Tumor hypoxia is a potential therapeutic problem because it is closely associated with resistance to anti-cancer therapies and with the phenomenon of malignant progression. Therefore, although hypoxic tumor cells account for a very limited area in a solid tumor, conquering tumor hypoxia is crucial for treatment of malignant tumors. To image hypoxic tumor cells in vivo, we isolated a transfectant clone HeLa/5HRE-Luc, whose luciferase activity under hypoxic conditions was more than 100-fold of the one under aerobic conditions, and monitored the luciferase activity in HeLa/5HRE-luc xenografts with an in vivo real-time imaging system. To target tumor hypoxia, we recently constructed a fusion protein POP33, which is composed of the protein transduction domain (PTD), a part of HIF-1 α ODD and the dormant form of caspase-3, procaspase-3. PTD fusion proteins are previously demonstrated to be delivered to every cell in the whole body. POP33 did not affect well-oxygenized cells but efficiently increased caspase-3 activity and induced cell death to hypoxic cells in vitro. To investigate if POP33 can target hypoxic tumor cells in vivo, we monitored the luciferase activity in orthotopically transplanted human pancreatic cancer cells during POP33 treatment. The metastasis of the pancreatic cancer was significantly suppressed and their lucif erase activity was reduced during the sequential administration of POP33. These data demonstrate that POP33 specifically targets tumor hypoxia and provide direct evidence that hypoxic tumor cells play a crucial role in t metastasis of pancreatic cancers.

HIV-1 TAT protein transduction domain mediates enhancement of enzyme prodrug cancer gene therapy in vitro: a study with TAT-TK-GFP triple fusion construct

Protein transduction domain (PTD) from HIV-1 TAT protein has been reported to translocate across the mammalian cell membrane, also as a part of fusion proteins. However, the true nature of TAT-mediated intercellular spreading is still under debate because it has been claimed to be a fixation artifact.

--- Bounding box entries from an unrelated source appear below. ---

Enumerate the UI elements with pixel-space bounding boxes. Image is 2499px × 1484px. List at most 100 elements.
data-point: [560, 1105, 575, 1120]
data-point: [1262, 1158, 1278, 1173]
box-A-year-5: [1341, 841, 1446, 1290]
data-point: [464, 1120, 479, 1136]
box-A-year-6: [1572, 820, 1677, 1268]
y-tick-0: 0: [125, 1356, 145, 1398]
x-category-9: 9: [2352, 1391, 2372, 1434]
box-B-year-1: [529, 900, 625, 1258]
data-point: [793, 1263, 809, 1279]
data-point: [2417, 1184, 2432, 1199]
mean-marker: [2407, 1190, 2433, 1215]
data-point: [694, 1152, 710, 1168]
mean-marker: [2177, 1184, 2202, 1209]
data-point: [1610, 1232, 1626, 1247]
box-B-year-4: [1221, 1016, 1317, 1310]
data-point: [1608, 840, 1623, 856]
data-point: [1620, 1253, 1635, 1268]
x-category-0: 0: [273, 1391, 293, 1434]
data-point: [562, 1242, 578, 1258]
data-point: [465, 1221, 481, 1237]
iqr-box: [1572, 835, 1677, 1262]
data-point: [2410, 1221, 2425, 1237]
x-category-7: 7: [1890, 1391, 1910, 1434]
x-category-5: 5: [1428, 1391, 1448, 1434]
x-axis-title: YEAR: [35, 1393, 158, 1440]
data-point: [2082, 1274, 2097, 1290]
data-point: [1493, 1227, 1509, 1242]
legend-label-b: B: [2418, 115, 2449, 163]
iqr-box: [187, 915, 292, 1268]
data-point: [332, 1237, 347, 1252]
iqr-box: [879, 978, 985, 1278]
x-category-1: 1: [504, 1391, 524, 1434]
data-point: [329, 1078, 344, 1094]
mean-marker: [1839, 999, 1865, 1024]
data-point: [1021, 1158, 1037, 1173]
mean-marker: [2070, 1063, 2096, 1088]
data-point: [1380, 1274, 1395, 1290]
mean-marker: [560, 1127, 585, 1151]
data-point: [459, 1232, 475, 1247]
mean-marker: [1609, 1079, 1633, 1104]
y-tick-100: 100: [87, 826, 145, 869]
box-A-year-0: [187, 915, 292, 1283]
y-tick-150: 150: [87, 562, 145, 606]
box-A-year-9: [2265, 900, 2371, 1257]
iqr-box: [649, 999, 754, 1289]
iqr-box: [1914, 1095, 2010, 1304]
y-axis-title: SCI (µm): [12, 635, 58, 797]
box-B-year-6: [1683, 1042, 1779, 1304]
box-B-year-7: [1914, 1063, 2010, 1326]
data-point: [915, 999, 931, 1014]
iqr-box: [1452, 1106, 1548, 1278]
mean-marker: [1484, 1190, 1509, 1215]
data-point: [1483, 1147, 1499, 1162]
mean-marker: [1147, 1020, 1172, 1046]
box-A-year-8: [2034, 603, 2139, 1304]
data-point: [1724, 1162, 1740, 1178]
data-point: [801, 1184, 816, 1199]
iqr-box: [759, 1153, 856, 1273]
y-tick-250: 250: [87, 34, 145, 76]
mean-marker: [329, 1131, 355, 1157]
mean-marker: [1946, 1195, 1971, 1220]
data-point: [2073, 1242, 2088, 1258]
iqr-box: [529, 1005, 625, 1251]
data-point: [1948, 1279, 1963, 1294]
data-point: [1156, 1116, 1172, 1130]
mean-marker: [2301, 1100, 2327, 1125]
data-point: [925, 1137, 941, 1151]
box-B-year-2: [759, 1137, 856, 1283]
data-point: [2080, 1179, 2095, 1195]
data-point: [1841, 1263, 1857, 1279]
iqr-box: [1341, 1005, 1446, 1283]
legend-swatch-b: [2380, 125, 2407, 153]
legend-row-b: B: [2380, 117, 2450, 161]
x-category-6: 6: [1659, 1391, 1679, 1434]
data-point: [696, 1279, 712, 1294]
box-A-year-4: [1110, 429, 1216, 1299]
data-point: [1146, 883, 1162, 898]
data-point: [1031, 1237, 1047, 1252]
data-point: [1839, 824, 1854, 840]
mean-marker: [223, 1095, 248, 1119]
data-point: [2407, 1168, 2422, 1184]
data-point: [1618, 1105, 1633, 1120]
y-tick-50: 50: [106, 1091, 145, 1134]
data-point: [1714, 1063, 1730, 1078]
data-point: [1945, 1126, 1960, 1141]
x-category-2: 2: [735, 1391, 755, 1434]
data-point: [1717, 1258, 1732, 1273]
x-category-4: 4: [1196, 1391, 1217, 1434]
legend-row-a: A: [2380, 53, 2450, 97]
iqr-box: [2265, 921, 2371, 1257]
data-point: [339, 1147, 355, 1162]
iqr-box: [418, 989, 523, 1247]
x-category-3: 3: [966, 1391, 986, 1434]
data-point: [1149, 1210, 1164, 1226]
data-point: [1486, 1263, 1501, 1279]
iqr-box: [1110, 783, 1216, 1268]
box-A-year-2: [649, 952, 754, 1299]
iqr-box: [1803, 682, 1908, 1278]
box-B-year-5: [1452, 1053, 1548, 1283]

To study the spreading of TAT fusion proteins and their potency to enhance thymidine kinase/ ganciclovir (HSV-TK/GCV) cancer gene therapy, we constructed a novel triple fusion protein containing TAT PTD, HSV-TK and green fluorescent protein (TAT-TK-GFP). This fusion protein has three functional domains in the same polypeptide, allowing reliable determination of the relationship between transduction rate and cell killing efficiency. TAT-TK-GFP was cloned into a lentivirus vector and used for analyses of TAT-mediated protein translocation and enhancement of HSV-TK/GCV cytotoxicity. The triple fusion protein was expressed correctly in vitro, but cell-to-cell translocation was not observed in rat glioma cells (BT4C). However, TAT-TK-GFP made BT4C and SKOV3.ip1 (human ovarian carcinoma) cells significantly more sensitive to ganciclovir than TK-GFP, whereas the effect in PC-3 human prostate carcinoma cells was more subtle. It was also observed that growth in lower serum concentration (2.5-5%) abolished the enhancement in BT4C cells, suggesting that high proliferation rate is one of the factors that contribute to TAT PTD-mediated enhancement of cytotoxicity. In summary, our results indicate that TAT PTD fusion proteins do not translocate intercellularly at detectable levels, but enhancement of the HSV-TK/GCV cytotoxicity can be detected in rat and human tumor cell lines in vitro.

Suppression of transmitter release by Tat HPC-1/syntaxin 1A fusion protein

It has been reported that the fusion protein with the protein transduction domain (PTD) peptide of HIV-1 Tat protein can be internalized through the cell membrane of intact cells, although the exact mechanism is unknown. In this report, we investigated whether this new method could be used for the molecular analysis of exocytosis via HPC-1/syntaxin 1A, which plays an important role in transmitter release. When applied to PC12 cells, Tat PTD fusion proteins were rapidly internalized into most cells. In order to show that the internalized protein remained biologically active, the H3 domain of HPC-1/syntaxin 1A was fused to Tat PTD (Tat-H3). Transmitter release in PC12 cells was suppressed by Tat-H3 treatment. These results indicate that the Tat fusion protein is a useful tool for analyzing the process of transmitter release.